Metropolitan News-Enterprise

 

Thursday, September 25, 2008

 

Page 11

 

REMINISCING (Column)

Scott Proclaims Hoover Campaign Not Linked to Anti-Catholicism

 

By ROGER M. GRACE

 

Voices were many and loud in 1928 delivering a message of hate: Defeat the Democratic nominee for president; he’s a Catholic.

New York Gov. Al Smith was the Democrats’ candidate, the first Catholic nominee for president of a major political party. Anti-Catholicism, largely dormant, was incited that year; fears were roused that Smith, if elected, would be controlled by the pope.

Los Angeles attorney Joseph Scott performed a service to the GOP in distancing the party from assaults on the Democratic standard bearer grounded in bigotry. As a leader in the Catholic Church laity, Scott had credibility in the role.

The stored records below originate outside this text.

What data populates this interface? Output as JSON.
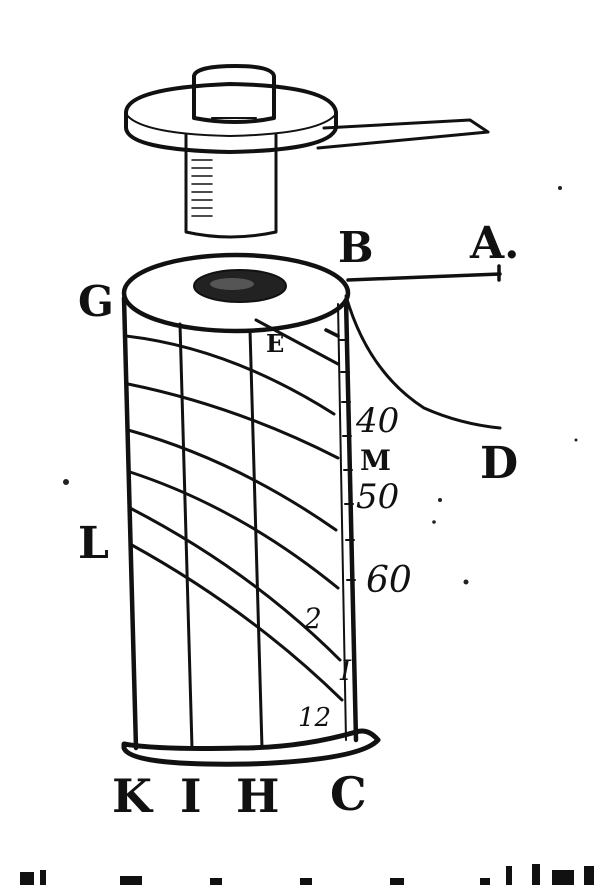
{
  "labels": {
    "A": "A.",
    "B": "B",
    "G": "G",
    "E": "E",
    "M": "M",
    "D": "D",
    "L": "L",
    "K": "K",
    "I": "I",
    "H": "H",
    "C": "C"
  },
  "scale_numbers": {
    "n40": "40",
    "n50": "50",
    "n60": "60",
    "n2": "2",
    "n1": "I",
    "n12": "12"
  },
  "footer_text": "",
  "ink_color": "#111111"
}
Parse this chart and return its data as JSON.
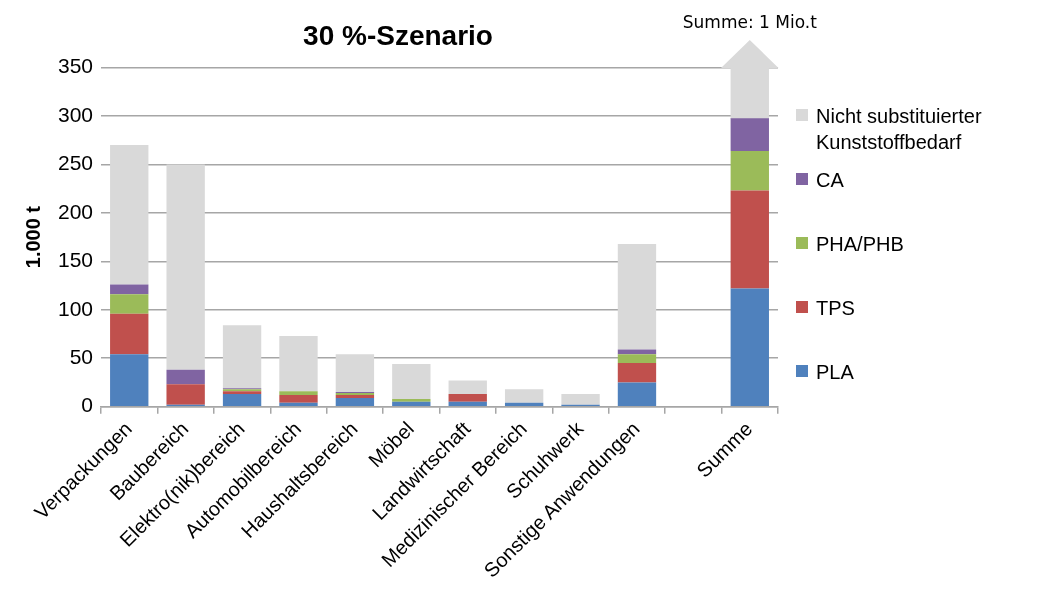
{
  "chart_data": {
    "type": "bar",
    "title": "30 %-Szenario",
    "ylabel": "1.000 t",
    "categories": [
      "Verpackungen",
      "Baubereich",
      "Elektro(nik)bereich",
      "Automobilbereich",
      "Haushaltsbereich",
      "Möbel",
      "Landwirtschaft",
      "Medizinischer Bereich",
      "Schuhwerk",
      "Sonstige Anwendungen",
      null,
      "Summe"
    ],
    "series": [
      {
        "name": "PLA",
        "color": "#4f81bd",
        "values": [
          54,
          2,
          13,
          4,
          9,
          5,
          5,
          4,
          2,
          25,
          null,
          122
        ]
      },
      {
        "name": "TPS",
        "color": "#c0504d",
        "values": [
          42,
          21,
          3,
          8,
          3,
          0,
          8,
          0,
          0,
          20,
          null,
          101
        ]
      },
      {
        "name": "PHA/PHB",
        "color": "#9bbb59",
        "values": [
          20,
          0,
          2,
          4,
          2,
          3,
          0,
          0,
          0,
          9,
          null,
          41
        ]
      },
      {
        "name": "CA",
        "color": "#8064a2",
        "values": [
          10,
          15,
          1,
          0,
          1,
          0,
          0,
          0,
          0,
          5,
          null,
          34
        ]
      },
      {
        "name": "Nicht substituierter Kunststoffbedarf",
        "color": "#d9d9d9",
        "values": [
          144,
          212,
          65,
          57,
          39,
          36,
          14,
          14,
          11,
          109,
          null,
          null
        ]
      }
    ],
    "stacked": true,
    "ylim": [
      0,
      350
    ],
    "yticks": [
      0,
      50,
      100,
      150,
      200,
      250,
      300,
      350
    ],
    "grid": "y",
    "legend": "right",
    "annotations": [
      "Summe: 1 Mio.t"
    ]
  }
}
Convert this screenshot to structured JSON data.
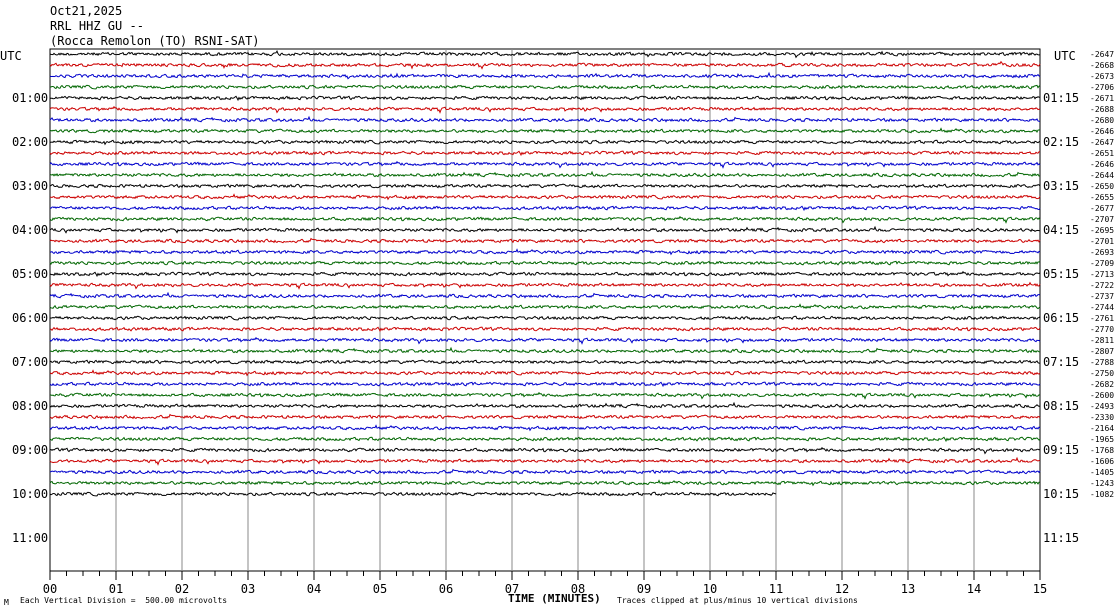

Scott had been a founder on May 25, 1899, of the Los Angeles chapter of the Newman Club, a Catholic literary and discussion group; he was later its president. In 1902, he co-founded the Southern California chapter of the Knights of Columbus, a Catholic service organization, and became involved in the organization on an international level. So extensive was his work for the Catholic Church that he was awarded a papal knighthood, the ceremony of investiture taking place on May 16, 1921, in St. Vibiana’s Church in Los Angeles.

Scott delivered the primary address at a Herbert Hoover dinner in Los Angeles’ Alexandria Hotel on Sept. 22, 1928. The talk was broadcast locally over KFI, and relayed for transmission over KGO and KPO in San Francisco. Most of the West Coast could pull in the signal from at least one of the cities. The program was comprised not only of speeches in Los Angeles, but those made at a pro-Hoover dinner being held contemporaneously at the Palace Hotel in San Francisco, with those in attendance at one event also hearing the piped-in talks from the other.

Scott, as the next morning’s Los Angeles Times quotes him, declared:

“This year, apparently we are being subjected to a campaign where the passions of voters are being aroused and prejudices awakened in a manner that is fraught with the utmost danger to the very fundamental principles of the government.

“Our presidential candidate has deplored in public and private and expressed his detestation of personalities where unscrupulous men and women in both parties are befogging the political issues with tactics unfair and utterly devoid of the least particle of appreciation for the obligations imposed upon public and private citizens, alike.

“What I am particularly desirous of emphasizing, however, is that the Republican party did not breed these types of religious fanatics.”

A “letter to the editor” appearing in the Times on Oct. 2, signed by Dan O’Hanlon of Fullerton (likely the man bearing that moniker who was a leading real estate and insurance agent in the city, and father of a priest). Aimed at discounting the notion that Catholics would be voting en masse for Smith simply because he was Catholic, the letter says:

“Gov. Smith is, without doubt, at the present time, the most talked-of Catholic in the United States; needless to say he is not a Republican. Joseph Scott is, also without doubt, one of the best-known Catholics in California. He is nationally known in Republican circles….

“…Joseph Scott is doing all he can for Herbert Hoover.”

Scott traveled across the nation campaigning for Hoover.

“There is now on the stump for Hoover one of the most distinguished Roman Catholic laymen in the country, Joseph Scott, of Los Angeles…,” an article in the Oct. 22 issue of the Waterloo (Iowa) Evening Courier says. “He came east recently at Hoover’s invitation and accompanied the Republican nominee to Massachusetts last week. Scott is now appearing in New England for the Republican presidential ticket, and before election time will be heard in the middlewest, including Chicago.”

Scott was scheduled to speak in Appleton, Wisc. on the night of Oct. 23. The Oct. 20 edition of a local newspaper, the Post-Crescent, says:

His subject will be Hoover, Smith, the Catholic Church and the Presidency.

Mr. Scott is dean of the law school of Loyola University, at Los Angeles, and a member of the board of regents of that Institution. He has received the Laetare Medal from the University of Notre Dame [for outstanding service by a layperson to the Catholic Church]….

Pope Benedict IV appointed him Knight of the Order of St. Gregory.

Only a few months ago, the present Pope, Pius XI, elevated him to a Knight Commander of that order, with a diplomatic star.

An Oct. 24 dispatch from United Press says that 2,000 persons showed up for Scott’s oration, but something went wrong, and someone else filled in.